Schöfferhofer Heffeweizen: Almanya’da içtiğim ilk buğday birasıydı..
Bulanık sarı bir rengi tipik buğday birası kıvamında ama bizdeki Gusta’dan
biraz daha açık. Köpüğün o krememsı görünümü sizi de kendinizden geçiriyordur.
Buğday biraları görünümlerinden ötürü biraz hor görülen bir tarz. Pilsner’in
pazara hakimiyetinde çok kısa değindim yukarıda, görünüm önemli. Daha aromalı
bir bira olduğu için içimi biraz daha yoğun, damakta daha kalıcı ve Pilsner
gibi gaz oranı yüksek değil. Daha tatlı bir bira. İlk içtiğim buğday birası
olmasına rağmen beni vurucu şekilde etkilememişti ama beğenmiştim.
Aşağıdakileri içtikten sonra da fikrim değişmedi. Ortalamanın çok üstünde güzel
bir bira, ama Almanya’da iseniz, daha iyilerine layıksınız ve kolaylıkla da
Weihenstephan HeffeWiezen: En eski bira fabrikasından. ‘‘1040’dan
beri..’’ Başka söze gerek var mı? Evet çok şanslı bir insanım ve şans eseri
oturduğum Berlin’deki bir Kafe Weihenstephan biraları servis ediyordu ve o ana
kadar içtiğim en iyi Buğday biralarını tattım. O an not defterime düştüğü
yorumlar şu şekilde; Şimdiye kadar içtiğim en iyi buğday birası. Hefeweissbier.

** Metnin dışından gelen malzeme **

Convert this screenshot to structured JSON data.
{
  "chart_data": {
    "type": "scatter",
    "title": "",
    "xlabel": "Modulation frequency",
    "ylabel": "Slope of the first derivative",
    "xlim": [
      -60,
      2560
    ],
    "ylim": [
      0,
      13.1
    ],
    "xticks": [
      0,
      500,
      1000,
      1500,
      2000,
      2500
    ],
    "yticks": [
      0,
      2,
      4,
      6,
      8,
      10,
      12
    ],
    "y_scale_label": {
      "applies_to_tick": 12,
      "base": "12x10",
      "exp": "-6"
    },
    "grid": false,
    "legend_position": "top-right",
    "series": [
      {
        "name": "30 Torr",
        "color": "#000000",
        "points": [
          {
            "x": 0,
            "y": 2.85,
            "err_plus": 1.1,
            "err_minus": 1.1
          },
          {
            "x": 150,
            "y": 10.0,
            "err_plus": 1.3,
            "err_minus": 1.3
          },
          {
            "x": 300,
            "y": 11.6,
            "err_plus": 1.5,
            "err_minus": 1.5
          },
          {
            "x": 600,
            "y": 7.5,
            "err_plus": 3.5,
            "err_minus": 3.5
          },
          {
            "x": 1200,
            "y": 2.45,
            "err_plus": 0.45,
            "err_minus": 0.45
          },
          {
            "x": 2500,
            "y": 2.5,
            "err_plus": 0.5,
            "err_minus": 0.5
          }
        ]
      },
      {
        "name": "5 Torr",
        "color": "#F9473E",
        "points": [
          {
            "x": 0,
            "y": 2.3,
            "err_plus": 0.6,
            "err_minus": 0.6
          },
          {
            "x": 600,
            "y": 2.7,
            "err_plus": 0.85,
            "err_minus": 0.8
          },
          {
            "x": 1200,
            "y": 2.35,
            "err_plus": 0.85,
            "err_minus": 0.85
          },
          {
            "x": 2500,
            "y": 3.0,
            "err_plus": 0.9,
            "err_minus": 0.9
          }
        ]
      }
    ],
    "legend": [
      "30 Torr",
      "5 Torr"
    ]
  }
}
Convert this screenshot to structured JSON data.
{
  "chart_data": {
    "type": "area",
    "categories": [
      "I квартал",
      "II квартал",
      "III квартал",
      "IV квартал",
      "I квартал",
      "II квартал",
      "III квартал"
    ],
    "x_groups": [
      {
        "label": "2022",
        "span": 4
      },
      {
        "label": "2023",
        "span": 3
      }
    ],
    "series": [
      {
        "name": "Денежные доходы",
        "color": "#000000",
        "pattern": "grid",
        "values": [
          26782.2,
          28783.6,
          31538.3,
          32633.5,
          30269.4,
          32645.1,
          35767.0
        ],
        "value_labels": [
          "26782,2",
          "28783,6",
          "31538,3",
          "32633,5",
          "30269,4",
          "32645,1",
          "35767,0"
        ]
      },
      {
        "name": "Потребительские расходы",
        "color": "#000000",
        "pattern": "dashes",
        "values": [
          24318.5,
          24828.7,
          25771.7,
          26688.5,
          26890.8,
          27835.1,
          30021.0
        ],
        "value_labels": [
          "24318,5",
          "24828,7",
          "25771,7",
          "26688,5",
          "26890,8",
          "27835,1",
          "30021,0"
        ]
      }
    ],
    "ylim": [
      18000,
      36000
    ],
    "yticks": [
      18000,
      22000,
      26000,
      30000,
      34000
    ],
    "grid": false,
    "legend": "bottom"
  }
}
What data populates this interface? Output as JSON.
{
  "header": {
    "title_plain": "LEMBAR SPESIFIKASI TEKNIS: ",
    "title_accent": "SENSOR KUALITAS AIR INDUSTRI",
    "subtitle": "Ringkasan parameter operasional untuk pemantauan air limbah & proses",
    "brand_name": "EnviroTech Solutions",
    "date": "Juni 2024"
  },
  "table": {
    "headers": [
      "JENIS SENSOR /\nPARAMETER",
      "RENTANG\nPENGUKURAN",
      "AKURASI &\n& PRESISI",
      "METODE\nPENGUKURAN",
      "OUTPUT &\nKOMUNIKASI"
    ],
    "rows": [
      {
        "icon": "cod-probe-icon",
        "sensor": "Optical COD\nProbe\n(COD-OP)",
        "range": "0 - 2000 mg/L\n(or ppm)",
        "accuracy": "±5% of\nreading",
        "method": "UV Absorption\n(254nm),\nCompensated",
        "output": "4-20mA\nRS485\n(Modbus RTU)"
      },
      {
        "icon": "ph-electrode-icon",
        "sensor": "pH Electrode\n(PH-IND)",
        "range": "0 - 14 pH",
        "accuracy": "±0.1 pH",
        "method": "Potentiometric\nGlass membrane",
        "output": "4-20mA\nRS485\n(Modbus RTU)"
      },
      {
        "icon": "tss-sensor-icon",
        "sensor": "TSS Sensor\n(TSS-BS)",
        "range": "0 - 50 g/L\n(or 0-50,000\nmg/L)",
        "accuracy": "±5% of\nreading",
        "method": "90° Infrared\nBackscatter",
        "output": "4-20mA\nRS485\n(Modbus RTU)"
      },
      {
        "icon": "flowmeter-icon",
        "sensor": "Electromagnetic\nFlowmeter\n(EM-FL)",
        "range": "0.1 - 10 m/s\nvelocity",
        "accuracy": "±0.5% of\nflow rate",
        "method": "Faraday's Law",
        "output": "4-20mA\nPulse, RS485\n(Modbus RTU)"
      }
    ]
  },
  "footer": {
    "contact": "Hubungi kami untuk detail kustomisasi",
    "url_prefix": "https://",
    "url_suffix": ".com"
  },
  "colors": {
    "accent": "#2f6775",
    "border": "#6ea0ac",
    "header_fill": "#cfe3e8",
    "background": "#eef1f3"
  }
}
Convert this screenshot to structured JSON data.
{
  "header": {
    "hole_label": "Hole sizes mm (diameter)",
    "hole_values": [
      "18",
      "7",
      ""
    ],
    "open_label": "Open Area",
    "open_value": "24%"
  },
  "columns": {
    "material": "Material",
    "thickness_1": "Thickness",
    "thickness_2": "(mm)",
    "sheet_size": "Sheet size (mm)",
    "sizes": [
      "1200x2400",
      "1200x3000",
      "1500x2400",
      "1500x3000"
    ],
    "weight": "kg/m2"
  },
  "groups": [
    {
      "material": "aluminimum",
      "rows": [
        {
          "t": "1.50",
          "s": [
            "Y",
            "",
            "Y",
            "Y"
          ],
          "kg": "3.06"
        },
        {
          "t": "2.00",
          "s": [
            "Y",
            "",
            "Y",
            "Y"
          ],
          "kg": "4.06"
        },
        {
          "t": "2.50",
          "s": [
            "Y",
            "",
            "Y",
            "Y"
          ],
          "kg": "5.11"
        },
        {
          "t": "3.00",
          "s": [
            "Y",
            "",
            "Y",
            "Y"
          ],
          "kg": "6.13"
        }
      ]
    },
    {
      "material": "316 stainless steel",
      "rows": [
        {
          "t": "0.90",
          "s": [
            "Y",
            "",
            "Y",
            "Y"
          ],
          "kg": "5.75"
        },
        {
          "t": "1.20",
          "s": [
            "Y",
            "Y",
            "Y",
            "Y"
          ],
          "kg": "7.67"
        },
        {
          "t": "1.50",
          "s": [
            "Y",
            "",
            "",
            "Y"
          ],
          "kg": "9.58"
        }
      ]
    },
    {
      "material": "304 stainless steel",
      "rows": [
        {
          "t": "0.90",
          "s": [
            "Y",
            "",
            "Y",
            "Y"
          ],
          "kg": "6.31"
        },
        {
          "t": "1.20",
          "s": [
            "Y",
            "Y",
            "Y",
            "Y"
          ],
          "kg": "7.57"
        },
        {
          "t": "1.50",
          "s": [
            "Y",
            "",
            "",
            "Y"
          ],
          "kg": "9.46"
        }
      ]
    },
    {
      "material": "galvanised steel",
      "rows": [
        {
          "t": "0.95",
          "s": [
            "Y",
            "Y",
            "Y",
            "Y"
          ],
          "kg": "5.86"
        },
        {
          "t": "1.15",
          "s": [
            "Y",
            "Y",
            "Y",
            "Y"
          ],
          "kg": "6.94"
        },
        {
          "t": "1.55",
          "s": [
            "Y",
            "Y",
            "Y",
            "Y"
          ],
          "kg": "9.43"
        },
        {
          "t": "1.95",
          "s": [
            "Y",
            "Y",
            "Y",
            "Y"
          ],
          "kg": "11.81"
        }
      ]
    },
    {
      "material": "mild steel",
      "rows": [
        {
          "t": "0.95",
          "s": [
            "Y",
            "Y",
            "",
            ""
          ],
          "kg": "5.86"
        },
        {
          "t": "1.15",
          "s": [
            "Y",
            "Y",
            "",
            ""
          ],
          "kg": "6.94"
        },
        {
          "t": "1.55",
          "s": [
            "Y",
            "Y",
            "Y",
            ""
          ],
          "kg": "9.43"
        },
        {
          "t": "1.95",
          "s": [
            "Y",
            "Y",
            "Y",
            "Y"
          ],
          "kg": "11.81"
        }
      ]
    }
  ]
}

Diğer tipleri hefeweissbier, dunkel, kristalleeissbier. Koku tipik buğday
birası, aromatik ve tatlımsı (meyveli), tadım bir o kadar dengeli ve yumuşak. Buğday
biraları aromatik yapılarından ötürü çok içmek sıkıntı olabiliyor ama
Weihenstephan’de böyle bir durum kesinlikle yok. 10 bardak iç ey yolcu, bana
mısın demez! Musluktan (Tap) içtiğimiz için de çok taze bir
biraydı. Zak Avery 500 Beers kitabında bu birayı şu şekilde yorumlamış;
Dünyanın en eski bira üreticisinden bu türde pek görülmeyen
şekilde portakallı şerbetçiotu içeren bir klasik, elma, muz ve karanfil tatları içerensolukpusluturuncu bira. Puan: 9/10
Maisel's Dunkel:
Dunkelwiezen,
yani koyu buğday birası. Bu biranın tadımını tam anlamı ile orman içinde
mükemmel bir atmosferde yaptım ve belki de bunun etkisi ile şu ana kadar
içtiğim en iyi buğday birası tahtını bir gün sonra Weihenstephan’dan aldı.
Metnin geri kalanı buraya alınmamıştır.